Even with highly trained health professionals, even with all the modern technology available, even in the most perfect of conditions at the best possible time, the outcomes are unnerving to say the least. But for Dr Hardman this reinforces the need for programs like The University of Notre Dame Australia’s Advanced Life Support Courses (ALS1) and (ALS2).
“What we like to emphasise in ALS is not letting patients get to the point they are in cardiac arrest,” Dr Hardman says. “Students get airway management skills, A to E (Airway, Breathing, Circulation, Disability, and Exposure), clinical deterioration, initial assessment, management skills, and importantly they get a lot of simulation to try and get those skills embedded.”
Embedding the required skills presents a challenge to anyone learning and teaching healthcare. Putting skills into practice has long been understood to be an effective way of retaining learnt skills, but in life-or-death situations practice is not really an option.

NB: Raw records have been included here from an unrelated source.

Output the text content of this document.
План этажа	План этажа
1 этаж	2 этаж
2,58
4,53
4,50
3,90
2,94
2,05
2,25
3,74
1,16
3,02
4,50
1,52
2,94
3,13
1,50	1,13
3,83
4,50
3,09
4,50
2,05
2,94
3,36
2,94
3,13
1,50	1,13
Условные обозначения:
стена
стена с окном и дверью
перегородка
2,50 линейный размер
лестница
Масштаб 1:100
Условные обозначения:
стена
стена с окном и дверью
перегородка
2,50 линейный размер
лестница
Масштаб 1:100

“It’s a very hands-on course,” Dr Hardman says, “We want our students to not only be able to deal with an escalating situation, but to recognise someone who's getting sick, their level of clinical deterioration, and then enact some intervention.”
To add to the existing pressures of monitoring patients and introducing measures to stop deterioration, the need for clear, concise, and authoritative leadership becomes all too clear when you see just how much a team needs to do within a short space of time. Organisation and management skills may not seem as important on the patient side of things, but for medical teams it can be the difference between a positive and negative outcome. This is where Dr Hardman says the human element comes in.
“The big focus in ALS2 particularly is how to lead a team. Your job as a team leader is to reverse cardiac arrest. It's about stepping into that position of control, stopping people doing the wrong things, tasking them up appropriately to get the right things done, because ultimately that improves the outcome for the patient.
Under stress it’s harder to think rationally, so we teach how to deal with stress and use the tools at your disposal to come to well-informed, correct decisions.
Really, when stepping back from the nitty gritty details that are so important for this kind of work, Dr Hardman teaches confidence. Not only confidence in the tools at hand, but within the students themselves. As he says before leaving to teach another class, “competence increases confidence”, and arguably the opposite is also true, confidence married with knowledge and practical experience increases competence and, in this field especially, competence can truly be the key to saving lives.